Salesforce.com bought Indian Web conferencing company Dimdim to add critical real-time communication capabilities to its collaboration platform, the company said on Jan. 6.
Salesforce.com paid $31 million in cash for the Dimdim acquisition, which closed today.
Dimdim offers an “open core” Web conferencing program that doesn’t require the installation of any desktop software and is based on an open-source platform. The product Salesforce.com is acquiring isn’t actually open source, although a community version of the product is available on SourceForge. The browser-based Web conferencing platform provides real-time collaboration capabilities, as well as the ability to share documents, record sessions and a whiteboard, and use video, voice and phone conferencing. Dimdim “enables communication in the cloud,” according to its CEO, D.D. Ganguly.
The Web conferencing features will be integrated into Chatter, the enterprise social network platform, which Salesforce.com announced in late 2009 and officially released in June 2010. More than 60,000 customers have deployed Chatter so far, Salesforce said.
The company played up comparisons to Facebook while discussing the acquisition. Dimdim will allow the company to add communication features to Chatter, “mirroring the proven Facebook model” of offering collaboration and communication in an integrated service, the company said. The company expects the integration to result in greater Chatter adoption and increase customer loyalty.
Salesforce.com wants to replicate in the software-as-a-service enterprise business application field what Facebook has done for individual consumers: build a comprehensive collaboration platform for sharing information and ideas.
“Facebook has fundamentally changed the way we communicate in our personal lives,” said Marc Benioff, chairman and CEO of Salesforce.com. The Dimdim acquisition will help Salesforce.com deliver the same integrated experience to the enterprise, he said.
Dimdim offers both free and paid plans on its Website. The paid plan allows for advanced communications features not available in the free version or the open-source “community” version. According to disgruntled Dimdim users on Twitter, account holders were sent a terse five-line e-mail message Jan. 6 informing them of the acquisition and that as a result their accounts would be closed.

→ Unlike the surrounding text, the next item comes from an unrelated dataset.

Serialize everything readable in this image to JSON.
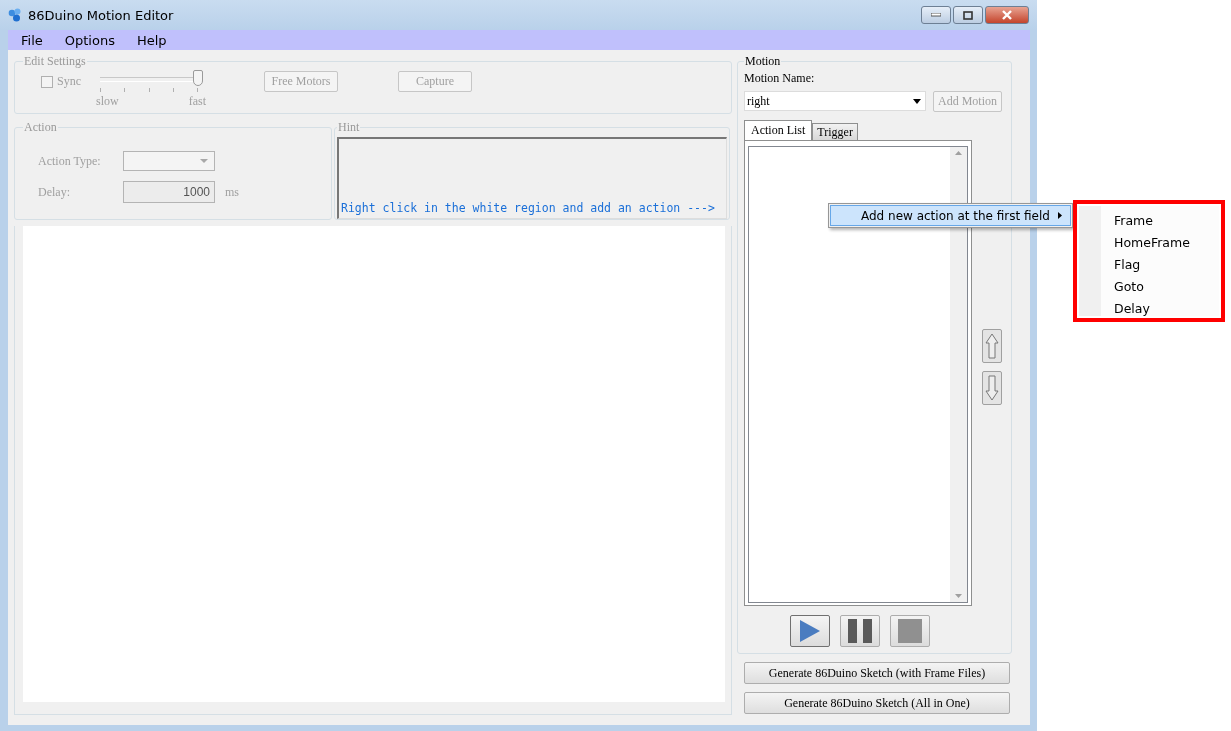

Dimdim is not accepting any new customers and will be shutting down the service for existing customers, according to the FAQ on the site. Monthly accounts will expire on March 15, but annual accounts will be available until the subscription plan ends, and no refunds will be issued, the company said. All recordings and documents will be deleted once the subscription expires, according to the FAQ.
Neither Dimdim nor Salesforce.com plans to continue contributing to the open-source project, according to the FAQ.
At least one company, Fuze Meeting, took to Twitter to console the unhappy Dimdim users lamenting the loss of a reliable and free Web conference tool and encouraging them to check out Fuze Meeting’s alternative service.
Salesforce.com acquired six companies in 2010: Jigsaw, Sitemaster, Activa, Live Chat, Heroku and Etacts. It closed the $212 million Heroku acquisition earlier this week. These deals reflect the efforts of Salesforce.com, best known for its core customer relationship management software, to expand a portfolio of business applications and services.
With Heroku, Salesforce.com can offer programming tools for applications on the cloud. Salesforce.com also recently unveiled Database.com, which gives customers access to its platform’s underlying database infrastructure.
Dimdim has offices in Lowell, Mass., and Hyderabad, India.